(Or "How the deed was done")
Remastering is a very long and complicated process, involving a deep understanding of both C and assembly language, and how one is translated into the other.
There are four main stages to the process:
For Digger, the disassembly stage was reasonably automatic. I used Microsoft's DEBUG utility to dump the code and data segments into a text file, and lots of QEdit macros to make the code more reasonable. I didn't use a more complicated disassembler such as Sourcer because the extra layer of complexity it uses actually makes the code more difficult to understand at a fundamental level.
The decompilation stage was slow and boring, and I haven't yet worked out how to do it automatically, so I used a "wetware" decompiler - i.e. my brain. I am currently experimenting with automatic decompilation techniques which may open up whole new realms of Remastering possibilities.
After the decompilation stage, the program was in the form of C source, but all the information about variable and function names had been lost - this was effectively "shrouded" source. The next stage was deshrouding, which was sometimes extremely satisfying and sometimes extremely frustrating. During this stage I found out all the hidden secrets of the program and exactly how it worked.
The rewriting part was the most fun bit. As PC technology has changed so much, huge sections of the code were made redundant, and were deleted or substituted with much simpler lines. For example, the high scores are now saved in an actual file, DIGGER.SCO, and *not* on an arbitrary sector of the disk in drive A:, as the original did. This was also where new features were added and bugs eliminated. This is also the part that is never quite finished...

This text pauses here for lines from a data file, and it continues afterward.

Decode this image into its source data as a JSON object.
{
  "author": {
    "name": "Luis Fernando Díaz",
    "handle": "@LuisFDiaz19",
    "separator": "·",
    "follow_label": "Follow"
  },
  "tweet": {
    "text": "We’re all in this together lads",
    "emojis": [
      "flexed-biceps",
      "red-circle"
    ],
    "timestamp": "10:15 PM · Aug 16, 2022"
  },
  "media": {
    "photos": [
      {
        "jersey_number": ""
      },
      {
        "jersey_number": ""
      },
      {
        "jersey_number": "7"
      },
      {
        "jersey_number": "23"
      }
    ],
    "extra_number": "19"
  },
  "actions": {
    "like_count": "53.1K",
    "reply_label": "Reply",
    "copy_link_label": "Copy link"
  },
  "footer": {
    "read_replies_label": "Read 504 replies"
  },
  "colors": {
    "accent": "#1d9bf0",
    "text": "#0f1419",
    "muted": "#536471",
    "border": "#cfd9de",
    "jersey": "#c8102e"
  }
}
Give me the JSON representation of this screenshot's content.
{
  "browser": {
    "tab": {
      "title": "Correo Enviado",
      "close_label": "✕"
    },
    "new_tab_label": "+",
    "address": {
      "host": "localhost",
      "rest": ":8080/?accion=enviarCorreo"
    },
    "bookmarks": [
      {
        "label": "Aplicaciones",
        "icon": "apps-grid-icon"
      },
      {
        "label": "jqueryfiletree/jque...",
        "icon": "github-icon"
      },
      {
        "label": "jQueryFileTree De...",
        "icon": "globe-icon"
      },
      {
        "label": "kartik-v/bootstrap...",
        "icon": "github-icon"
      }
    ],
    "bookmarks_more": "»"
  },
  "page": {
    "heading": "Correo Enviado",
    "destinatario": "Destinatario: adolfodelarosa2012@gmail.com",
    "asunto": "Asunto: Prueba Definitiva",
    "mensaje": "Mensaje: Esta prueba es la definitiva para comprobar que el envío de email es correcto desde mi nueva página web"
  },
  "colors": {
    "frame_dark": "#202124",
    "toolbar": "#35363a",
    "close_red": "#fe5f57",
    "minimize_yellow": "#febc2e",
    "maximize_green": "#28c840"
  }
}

I used Borland's Turbo C 2.01 to write simple utilities for mundane tasks such as extract the graphics data and putting it into a format I could use with CHARDES, my personal favourite sprite editor. I used this program to redraw all the graphics in glorious 16 colour 640x400 VGA. Some parts of Digger are still written in Assembler, and these are assembled with A86. The whole caboodle is now compiled with Borland's C++ 4.52 compiler and compressed using PKLITE.